Roth’s generosity is one of the reasons she’s receiving the Mayor’s Award for Outstanding Achievement in Film on SIFF’s opening night (May 19). James Keblas, director of the Seattle Office of Film & Music, says she deserves the honor because, in addition to her work with local filmmakers, “She is a tireless resource for me in trying to bring projects to Seattle.”
Attracting more film productions to Seattle is high on Roth’s agenda. “She pushed to have The Details made in Seattle,” Bush says, “which means that money flows into the city and state; carpenters, electricians, caterers, breweries get income because of her.”
But this quest is often frustrated by the state’s inability to offer more financial incentives to film companies seeking shoot locations. (Currently, the state, via Washington Filmworks, offers funding assistance of up to 30 percent of qualified expenditures—low compared to other states and Canada.) “Not passing the state income tax means we can’t have a competitive incentive program,” Roth laments. “It was a huge blow.”

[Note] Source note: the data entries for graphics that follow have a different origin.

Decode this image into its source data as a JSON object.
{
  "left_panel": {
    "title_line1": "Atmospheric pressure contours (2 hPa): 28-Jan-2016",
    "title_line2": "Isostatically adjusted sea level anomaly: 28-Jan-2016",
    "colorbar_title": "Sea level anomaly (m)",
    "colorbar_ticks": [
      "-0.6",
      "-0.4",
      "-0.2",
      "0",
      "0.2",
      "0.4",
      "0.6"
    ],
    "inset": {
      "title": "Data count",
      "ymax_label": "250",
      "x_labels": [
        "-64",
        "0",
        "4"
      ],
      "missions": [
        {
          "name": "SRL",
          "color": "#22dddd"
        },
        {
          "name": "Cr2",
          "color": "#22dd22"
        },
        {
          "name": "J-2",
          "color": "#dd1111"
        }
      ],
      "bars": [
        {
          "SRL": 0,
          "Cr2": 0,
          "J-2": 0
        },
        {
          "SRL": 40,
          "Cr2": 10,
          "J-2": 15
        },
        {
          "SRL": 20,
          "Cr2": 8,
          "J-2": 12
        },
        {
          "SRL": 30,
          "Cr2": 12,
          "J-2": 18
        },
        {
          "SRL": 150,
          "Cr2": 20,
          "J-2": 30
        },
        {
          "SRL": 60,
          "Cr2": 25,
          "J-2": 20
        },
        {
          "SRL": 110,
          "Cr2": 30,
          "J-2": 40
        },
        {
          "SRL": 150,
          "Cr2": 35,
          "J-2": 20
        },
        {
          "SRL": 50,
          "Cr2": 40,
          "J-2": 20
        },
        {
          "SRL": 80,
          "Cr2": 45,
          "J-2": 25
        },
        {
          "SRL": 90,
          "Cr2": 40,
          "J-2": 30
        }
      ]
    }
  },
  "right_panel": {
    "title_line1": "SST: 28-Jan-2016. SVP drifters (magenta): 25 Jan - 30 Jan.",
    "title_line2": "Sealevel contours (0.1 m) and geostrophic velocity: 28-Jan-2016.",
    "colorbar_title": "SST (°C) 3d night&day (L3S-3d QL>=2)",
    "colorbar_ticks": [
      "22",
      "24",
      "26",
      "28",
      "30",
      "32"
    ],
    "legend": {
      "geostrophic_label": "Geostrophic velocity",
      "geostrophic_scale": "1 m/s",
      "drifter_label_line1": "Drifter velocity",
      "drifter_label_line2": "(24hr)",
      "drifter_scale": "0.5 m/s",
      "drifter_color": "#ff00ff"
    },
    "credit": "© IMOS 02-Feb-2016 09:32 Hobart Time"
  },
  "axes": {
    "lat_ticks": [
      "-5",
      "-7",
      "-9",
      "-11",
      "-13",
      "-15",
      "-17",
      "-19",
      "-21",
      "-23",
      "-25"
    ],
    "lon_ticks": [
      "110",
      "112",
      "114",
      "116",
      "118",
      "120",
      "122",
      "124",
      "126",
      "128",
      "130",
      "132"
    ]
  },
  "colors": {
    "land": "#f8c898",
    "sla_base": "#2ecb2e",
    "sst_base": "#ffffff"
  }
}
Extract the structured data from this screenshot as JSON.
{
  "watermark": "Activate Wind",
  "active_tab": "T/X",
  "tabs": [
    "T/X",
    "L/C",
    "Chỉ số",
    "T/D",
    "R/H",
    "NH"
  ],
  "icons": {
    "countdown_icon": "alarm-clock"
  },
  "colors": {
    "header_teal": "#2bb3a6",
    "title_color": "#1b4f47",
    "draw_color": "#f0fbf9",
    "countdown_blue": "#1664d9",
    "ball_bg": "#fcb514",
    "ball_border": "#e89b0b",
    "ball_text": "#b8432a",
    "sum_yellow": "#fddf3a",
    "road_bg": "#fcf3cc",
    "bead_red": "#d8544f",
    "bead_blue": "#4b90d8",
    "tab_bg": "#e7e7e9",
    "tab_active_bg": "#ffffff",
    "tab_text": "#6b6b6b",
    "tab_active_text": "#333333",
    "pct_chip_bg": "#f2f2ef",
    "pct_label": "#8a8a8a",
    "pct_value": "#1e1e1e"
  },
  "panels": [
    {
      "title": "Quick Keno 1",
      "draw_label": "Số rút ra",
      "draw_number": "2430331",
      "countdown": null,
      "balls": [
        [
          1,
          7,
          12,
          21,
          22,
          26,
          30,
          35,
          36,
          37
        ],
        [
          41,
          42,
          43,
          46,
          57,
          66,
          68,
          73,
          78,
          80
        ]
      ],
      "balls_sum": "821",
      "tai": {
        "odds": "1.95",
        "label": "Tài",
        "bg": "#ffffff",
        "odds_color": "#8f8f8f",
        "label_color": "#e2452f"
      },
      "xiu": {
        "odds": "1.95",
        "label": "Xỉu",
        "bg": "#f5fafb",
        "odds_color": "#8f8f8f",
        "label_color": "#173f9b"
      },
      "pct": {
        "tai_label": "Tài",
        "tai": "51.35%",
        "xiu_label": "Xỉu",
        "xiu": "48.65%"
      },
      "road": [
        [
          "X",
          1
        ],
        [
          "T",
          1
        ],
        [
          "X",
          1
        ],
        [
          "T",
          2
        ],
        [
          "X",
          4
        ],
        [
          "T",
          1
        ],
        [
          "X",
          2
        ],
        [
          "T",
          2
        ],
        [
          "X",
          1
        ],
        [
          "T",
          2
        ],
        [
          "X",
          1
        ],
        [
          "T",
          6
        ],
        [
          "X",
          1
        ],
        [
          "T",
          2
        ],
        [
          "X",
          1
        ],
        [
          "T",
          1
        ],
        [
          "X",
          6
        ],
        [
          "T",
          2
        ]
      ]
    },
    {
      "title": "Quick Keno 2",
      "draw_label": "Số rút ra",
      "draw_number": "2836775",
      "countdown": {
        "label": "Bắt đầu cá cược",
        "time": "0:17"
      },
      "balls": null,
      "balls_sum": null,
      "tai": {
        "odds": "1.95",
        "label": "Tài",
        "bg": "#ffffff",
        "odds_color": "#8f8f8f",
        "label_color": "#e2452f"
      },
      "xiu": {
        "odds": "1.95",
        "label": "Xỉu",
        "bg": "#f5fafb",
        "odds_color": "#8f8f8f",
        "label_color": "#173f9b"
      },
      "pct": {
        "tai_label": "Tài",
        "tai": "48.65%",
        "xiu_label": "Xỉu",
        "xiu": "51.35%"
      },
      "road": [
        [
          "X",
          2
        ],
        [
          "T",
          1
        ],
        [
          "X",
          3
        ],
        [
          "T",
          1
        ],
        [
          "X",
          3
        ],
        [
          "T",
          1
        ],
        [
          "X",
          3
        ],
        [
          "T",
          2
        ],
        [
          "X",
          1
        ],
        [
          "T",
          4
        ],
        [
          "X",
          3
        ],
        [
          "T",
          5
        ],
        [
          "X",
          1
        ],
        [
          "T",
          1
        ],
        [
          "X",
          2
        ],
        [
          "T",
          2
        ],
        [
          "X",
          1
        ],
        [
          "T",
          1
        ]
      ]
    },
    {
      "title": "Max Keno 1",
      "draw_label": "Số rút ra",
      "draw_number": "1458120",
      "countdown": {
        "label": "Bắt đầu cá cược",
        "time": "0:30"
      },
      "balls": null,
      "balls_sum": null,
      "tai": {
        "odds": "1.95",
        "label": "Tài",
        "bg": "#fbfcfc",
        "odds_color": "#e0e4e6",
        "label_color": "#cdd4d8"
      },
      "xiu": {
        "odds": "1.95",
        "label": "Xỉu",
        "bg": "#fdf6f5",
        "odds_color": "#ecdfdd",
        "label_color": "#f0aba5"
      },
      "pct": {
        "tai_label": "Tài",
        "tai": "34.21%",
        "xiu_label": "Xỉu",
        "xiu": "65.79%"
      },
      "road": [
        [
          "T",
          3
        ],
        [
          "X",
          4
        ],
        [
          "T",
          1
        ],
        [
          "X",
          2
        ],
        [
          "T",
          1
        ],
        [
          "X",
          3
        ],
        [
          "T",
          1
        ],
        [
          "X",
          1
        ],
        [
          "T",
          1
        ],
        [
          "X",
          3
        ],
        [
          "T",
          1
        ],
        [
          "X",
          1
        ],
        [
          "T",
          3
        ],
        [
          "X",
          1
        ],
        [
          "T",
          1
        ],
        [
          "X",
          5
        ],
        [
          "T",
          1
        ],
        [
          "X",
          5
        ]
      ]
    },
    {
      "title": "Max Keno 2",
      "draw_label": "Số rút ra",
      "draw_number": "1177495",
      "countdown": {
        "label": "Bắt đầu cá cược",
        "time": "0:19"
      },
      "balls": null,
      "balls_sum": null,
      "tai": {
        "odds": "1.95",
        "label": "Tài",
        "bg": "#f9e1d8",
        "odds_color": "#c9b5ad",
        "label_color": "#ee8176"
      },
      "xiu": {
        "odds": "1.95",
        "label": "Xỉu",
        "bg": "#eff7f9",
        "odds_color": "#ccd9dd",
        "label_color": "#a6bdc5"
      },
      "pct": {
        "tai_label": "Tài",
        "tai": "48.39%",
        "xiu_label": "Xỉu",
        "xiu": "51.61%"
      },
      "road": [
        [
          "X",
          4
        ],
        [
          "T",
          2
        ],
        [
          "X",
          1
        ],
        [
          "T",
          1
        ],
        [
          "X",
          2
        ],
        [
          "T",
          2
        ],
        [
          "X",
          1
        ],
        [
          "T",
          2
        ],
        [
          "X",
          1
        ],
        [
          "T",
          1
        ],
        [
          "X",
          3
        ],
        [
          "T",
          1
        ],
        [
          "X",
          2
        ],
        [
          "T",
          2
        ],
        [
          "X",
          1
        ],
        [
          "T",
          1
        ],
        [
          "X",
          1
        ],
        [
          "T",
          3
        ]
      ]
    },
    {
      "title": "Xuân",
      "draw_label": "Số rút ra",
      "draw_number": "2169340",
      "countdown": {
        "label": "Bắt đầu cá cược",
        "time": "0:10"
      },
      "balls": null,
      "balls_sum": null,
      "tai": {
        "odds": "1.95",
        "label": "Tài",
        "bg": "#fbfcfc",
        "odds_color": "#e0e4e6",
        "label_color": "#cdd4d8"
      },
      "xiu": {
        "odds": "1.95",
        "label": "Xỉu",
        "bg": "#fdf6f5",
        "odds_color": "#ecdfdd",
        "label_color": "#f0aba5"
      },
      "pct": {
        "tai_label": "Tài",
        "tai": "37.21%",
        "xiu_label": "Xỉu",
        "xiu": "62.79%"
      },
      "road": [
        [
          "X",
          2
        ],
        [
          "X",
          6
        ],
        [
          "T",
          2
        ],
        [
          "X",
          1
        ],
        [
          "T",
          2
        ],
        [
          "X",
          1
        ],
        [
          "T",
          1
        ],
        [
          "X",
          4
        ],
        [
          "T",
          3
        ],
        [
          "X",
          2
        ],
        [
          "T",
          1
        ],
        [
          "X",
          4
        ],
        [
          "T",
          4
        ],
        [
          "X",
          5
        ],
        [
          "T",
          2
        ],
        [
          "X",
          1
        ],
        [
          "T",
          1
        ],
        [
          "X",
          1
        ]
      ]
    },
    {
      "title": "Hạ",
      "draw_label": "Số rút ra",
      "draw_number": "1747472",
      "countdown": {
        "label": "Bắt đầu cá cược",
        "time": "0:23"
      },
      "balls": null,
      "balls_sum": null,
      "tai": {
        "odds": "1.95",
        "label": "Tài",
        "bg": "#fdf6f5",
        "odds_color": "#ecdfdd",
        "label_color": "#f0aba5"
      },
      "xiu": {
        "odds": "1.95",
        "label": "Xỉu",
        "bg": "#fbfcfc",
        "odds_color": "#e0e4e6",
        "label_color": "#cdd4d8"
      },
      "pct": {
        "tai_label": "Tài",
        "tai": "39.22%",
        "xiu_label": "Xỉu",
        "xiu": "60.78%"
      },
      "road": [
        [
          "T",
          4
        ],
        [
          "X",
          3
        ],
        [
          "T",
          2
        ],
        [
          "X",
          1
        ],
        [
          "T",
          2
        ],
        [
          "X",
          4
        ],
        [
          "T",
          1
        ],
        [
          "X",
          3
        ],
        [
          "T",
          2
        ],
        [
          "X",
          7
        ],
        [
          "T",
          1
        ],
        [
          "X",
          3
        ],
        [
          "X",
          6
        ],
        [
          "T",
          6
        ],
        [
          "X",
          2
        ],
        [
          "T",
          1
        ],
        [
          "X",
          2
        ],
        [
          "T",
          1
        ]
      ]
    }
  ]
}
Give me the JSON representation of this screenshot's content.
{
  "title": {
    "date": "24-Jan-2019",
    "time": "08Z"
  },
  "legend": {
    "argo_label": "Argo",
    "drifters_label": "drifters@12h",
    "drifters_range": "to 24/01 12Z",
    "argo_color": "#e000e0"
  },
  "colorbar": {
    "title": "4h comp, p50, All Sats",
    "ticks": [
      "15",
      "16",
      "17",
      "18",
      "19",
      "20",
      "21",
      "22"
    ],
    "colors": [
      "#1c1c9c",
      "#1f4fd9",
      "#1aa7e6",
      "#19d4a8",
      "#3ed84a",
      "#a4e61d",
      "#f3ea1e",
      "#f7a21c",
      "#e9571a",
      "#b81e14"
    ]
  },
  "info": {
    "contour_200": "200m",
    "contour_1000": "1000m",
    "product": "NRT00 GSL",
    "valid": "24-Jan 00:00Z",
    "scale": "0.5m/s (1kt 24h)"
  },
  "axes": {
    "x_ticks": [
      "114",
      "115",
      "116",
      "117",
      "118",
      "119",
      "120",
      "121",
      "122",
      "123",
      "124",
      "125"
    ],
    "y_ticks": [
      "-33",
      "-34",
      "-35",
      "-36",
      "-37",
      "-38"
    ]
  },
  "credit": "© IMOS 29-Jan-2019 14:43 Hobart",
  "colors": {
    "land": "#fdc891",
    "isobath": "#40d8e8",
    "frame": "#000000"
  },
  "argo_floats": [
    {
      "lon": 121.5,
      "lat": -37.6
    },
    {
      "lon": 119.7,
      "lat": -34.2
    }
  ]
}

But that doesn’t mean she’s pessimistic. “We’re registering at the national level and breeding a nice film community here,” Roth says, pointing to recent wins such as the new indie film Treatment (by Seattleites Steven Schardt and Sean Nelson), screening at the prestigious Tribeca Film Festival this year, and fellow local Megan Griffith’s success at Sundance with her film The Off Hours. If Roth has anything to do with it—and she will—that list of successes will continue to grow.